A inadimplência no mercado de locações imobiliárias registrou, em junho, a maior taxa dos últimos 12 meses no Brasil: 3,59%, de acordo com o Índice de Inadimplência Locatícia, divulgado pela Superlógica. Este é o terceiro mês consecutivo de alta, com um crescimento de 0,26 ponto percentual em relação ao mês anterior (3,33%). Em comparação com o mesmo período de 2024, o avanço é de 0,06 ponto percentual.
Os dados reforçam o que já vinha sendo sinalizado por especialistas: o orçamento das famílias continua pressionado, e as projeções de aumento da inflação e das taxas de juros podem agravar ainda mais esse cenário nos próximos meses. O impacto disso para o mercado imobiliário é direto, e exige atenção redobrada dos corretores de imóveis.
Panorama por região
A região Sul, onde está localizado o mercado catarinense, segue com a menor taxa de inadimplência do país (3,17%), apesar de uma leve elevação em comparação aos meses anteriores. Já o Nordeste lidera o ranking nacional, com taxa de 4,80%, seguido pelo Norte (4,09%), Centro-Oeste (3,78%) e Sudeste (3,38%).

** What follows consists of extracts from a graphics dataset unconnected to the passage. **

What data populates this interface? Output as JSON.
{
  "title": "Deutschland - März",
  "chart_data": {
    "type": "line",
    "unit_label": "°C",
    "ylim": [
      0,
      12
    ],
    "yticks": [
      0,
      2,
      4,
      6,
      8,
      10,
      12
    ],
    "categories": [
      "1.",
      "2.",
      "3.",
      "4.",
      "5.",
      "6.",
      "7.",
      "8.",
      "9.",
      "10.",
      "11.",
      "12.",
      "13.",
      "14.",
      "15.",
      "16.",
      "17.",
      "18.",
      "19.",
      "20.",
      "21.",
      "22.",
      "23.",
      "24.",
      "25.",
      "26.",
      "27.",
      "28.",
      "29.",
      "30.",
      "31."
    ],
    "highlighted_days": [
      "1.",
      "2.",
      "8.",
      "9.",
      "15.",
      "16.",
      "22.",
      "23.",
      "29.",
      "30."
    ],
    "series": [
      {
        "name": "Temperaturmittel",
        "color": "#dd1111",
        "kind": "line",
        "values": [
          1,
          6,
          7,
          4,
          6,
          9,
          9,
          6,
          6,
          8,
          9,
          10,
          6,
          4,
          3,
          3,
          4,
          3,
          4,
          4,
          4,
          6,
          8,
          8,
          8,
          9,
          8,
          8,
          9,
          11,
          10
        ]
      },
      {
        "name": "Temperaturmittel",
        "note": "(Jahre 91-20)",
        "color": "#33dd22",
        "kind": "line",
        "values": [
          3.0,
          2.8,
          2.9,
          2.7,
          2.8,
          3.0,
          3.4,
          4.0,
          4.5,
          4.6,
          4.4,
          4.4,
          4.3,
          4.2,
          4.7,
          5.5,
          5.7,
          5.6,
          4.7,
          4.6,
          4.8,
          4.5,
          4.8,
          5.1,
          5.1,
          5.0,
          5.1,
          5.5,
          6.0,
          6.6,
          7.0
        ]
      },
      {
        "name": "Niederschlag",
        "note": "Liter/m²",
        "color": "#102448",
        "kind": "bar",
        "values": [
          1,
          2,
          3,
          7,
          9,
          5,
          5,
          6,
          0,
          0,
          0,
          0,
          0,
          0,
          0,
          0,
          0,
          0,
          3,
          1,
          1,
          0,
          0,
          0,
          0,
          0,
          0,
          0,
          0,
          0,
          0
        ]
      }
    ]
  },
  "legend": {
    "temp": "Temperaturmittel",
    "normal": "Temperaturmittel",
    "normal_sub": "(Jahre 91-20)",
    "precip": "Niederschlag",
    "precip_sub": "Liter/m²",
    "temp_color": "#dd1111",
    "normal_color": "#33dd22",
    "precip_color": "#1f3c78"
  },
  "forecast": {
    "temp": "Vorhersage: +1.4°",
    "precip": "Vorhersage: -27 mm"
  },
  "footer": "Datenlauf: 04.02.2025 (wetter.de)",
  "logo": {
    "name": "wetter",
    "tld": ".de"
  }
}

Faixas de aluguel mais afetadas
Os imóveis residenciais com aluguel acima de R$ 13.000 registraram taxa de 6,54% de inadimplência, demonstrando que nem mesmo o segmento de alto padrão está imune à instabilidade. Já entre os imóveis residenciais com aluguel de até R$ 1.000, a taxa chegou a 5,79%, a maior já registrada nessa faixa desde o início da medição, em outubro de 2023.
Nos imóveis comerciais, o destaque negativo ficou para a faixa de até R$ 1.000, com 7,48% de inadimplência, também a maior da série histórica. A menor taxa foi observada na faixa entre R$ 2.000 e R$ 3.000, com 4,17%.
Esses dados chamam a atenção para dois extremos do mercado: imóveis de alto padrão, onde muitas vezes há menos exigências de garantias, e unidades comerciais de menor valor, mais expostas à instabilidade econômica e às dificuldades enfrentadas por pequenos negócios.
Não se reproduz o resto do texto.